YoloBan

Prominent
Jan 6, 2020
3
0
510
Salute

More than a year ago I moved my PC's case and then it turned off. Later I remeber it booted once again and finnaly turned off. Since that happened it haven't booted properly just gives power to fans and leds no beep code signals, no response. I deconstructed the whole system and watched whole mobo looking for issues but didn't find anything strange.
I recently put tougheter another broken am3 board that partialy let test my pIIx4 965 and found out thats so much faster than the q6600 that I'm working with right now.
So I looked once again deeper that before at my first am3 board and found that there are 4 missing ressistors the back side of the motherboard.
I think that becouse beetwin the southbridge and a heatsink was the same stock sitcky pink substance that it came with from factory it migh overheated so much that the solder melted and the movement of the whole case caused the to fell off to the dark abyss of st. Antonio.
So do any one here have a motherboard with SB850 (they are most common in mobos with 800 series AMD nb chipsets) and can send me mesure the resistance of 4 backside central resistors with the picture showing their position? Also I have seen on a Gigabyte mobo with the same SB that position off resistors can be completely diffrient. Propably there higher chance that MSI boards with have the same positioning. Oh yes. If you I marked on the photo of the board the value off all resistors i measured with a cheap as can be multimeter so idk how accurate it was becouse somtime it went crazy (values marked with '~') plus I'm really inconfident wiht the 1/2 ohm (0.5) resistors becouse as I checked later the multimeter show resistance of 0.4 ohm with just its wires shorted. I just seems strange to me that the resistors that look the same have diffrient value. Is that allright?

The motherboard that the thread's about: MSI 870A-G54
The another board: GA-MA790FXT-UD5P
My current board: MTQ45MK or PANDA L-IQ45 (however it's a stock lenovo m58 mobo)
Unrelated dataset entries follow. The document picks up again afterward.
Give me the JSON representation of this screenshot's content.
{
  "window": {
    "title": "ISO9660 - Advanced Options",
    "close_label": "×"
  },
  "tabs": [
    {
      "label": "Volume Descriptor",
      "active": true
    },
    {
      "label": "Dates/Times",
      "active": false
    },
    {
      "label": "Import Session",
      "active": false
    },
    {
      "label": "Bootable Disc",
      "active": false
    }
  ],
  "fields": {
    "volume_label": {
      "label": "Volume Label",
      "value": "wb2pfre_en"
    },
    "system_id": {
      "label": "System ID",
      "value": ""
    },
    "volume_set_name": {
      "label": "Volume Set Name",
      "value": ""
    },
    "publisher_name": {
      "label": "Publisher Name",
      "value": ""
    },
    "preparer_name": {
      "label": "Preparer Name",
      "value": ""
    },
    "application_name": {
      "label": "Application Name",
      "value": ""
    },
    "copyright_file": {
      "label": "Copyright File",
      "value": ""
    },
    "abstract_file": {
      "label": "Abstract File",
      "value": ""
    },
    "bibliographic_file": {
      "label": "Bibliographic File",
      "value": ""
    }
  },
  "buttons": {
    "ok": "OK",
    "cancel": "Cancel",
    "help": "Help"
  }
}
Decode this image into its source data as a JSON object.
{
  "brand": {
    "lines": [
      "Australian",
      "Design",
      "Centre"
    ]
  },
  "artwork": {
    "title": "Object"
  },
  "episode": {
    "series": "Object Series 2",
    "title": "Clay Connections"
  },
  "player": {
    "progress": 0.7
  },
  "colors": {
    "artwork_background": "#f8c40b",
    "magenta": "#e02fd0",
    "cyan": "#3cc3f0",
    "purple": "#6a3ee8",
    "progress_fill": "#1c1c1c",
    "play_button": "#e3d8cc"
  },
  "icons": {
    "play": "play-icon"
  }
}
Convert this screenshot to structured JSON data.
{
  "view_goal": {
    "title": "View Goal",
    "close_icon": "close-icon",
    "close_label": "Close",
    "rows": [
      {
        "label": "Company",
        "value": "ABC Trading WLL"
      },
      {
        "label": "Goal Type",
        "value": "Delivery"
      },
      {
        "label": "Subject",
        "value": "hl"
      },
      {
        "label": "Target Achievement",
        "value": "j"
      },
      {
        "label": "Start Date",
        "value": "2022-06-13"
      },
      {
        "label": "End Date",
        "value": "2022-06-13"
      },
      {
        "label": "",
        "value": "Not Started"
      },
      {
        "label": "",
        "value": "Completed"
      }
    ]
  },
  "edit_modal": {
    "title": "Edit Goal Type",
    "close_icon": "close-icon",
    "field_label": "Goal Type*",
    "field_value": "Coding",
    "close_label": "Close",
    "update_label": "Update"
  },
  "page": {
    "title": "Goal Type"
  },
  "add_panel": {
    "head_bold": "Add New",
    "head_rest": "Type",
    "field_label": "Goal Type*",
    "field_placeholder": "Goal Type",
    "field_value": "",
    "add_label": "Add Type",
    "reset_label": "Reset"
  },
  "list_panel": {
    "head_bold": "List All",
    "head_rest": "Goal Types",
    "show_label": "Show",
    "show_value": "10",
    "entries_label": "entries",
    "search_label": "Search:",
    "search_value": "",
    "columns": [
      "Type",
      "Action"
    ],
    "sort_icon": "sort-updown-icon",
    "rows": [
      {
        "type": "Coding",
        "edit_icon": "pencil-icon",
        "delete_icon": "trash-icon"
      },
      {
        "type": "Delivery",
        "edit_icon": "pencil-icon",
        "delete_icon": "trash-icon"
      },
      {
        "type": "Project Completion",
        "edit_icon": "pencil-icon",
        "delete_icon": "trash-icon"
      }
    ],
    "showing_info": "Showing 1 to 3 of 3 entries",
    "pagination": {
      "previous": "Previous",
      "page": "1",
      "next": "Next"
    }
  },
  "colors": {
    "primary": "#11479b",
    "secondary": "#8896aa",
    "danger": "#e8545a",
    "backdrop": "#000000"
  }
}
and thats how it looks like right now:
q42qzQ8.jpg


My measuring tool:
HXJpUE6.jpg


PS: I am complete antiproffesional, ameteur, cheap-way-going, ghetto style, first time using mutimeter, unadvanced, young diy guy. Help me plox.
 
Last edited:
...
PS: I am complete antiproffesional, ameteur, cheap-way-going, ghetto style, first time using mutimeter, unadvanced, young diy guy. Help me plox.
Hard to tell from the picture, but I do believe that most of those components you've labeled are actually capacitors, not resistors. Capacitors should measure extremely high resistance to DC. The resistance you measured with the ohm meter would be due to measuring the resistance of an alternate path through the circuitry of the motherboard assuming if you measured it in-circuit. That's a very common newbie mistake; a pro would isolate the component before attempting a resistance measurement.

I do agree it appears 4 components have been knocked off. Being melted off by heat generated through operation is highly unlikely in the extreme. The solder joints most likely fractured from thermal expansion and contraction over the years and the vibrations of moving the system dislodged them. I have no idea what they are; even whether resistor or capacitor is a mystery since the manufacturer neglected to put any reference designator markings on the board. A pity. Sorry.
 
  • Like
Reactions: TJ Hooker

YoloBan

Prominent
Jan 6, 2020
3
0
510
Hard to tell from the picture, but I do believe that most of those components you've labeled are actually capacitors, not resistors. Capacitors should measure extremely high resistance to DC. The resistance you measured with the ohm meter would be due to measuring the resistance of an alternate path through the circuitry of the motherboard assuming if you measured it in-circuit. That's a very common newbie mistake; a pro would isolate the component before attempting a resistance measurement.

I do agree it appears 4 components have been knocked off. Being melted off by heat generated through operation is highly unlikely in the extreme. The solder joints most likely fractured from thermal expansion and contraction over the years and the vibrations of moving the system dislodged them. I have no idea what they are; even whether resistor or capacitor is a mystery since the manufacturer neglected to put any reference designator markings on the board. A pity. Sorry.
Thank you for the reply. It seems like I might made an assumption error taking these capacitors as resistors.
I'm still looking for some owner of MSI 870A-G54 or similar.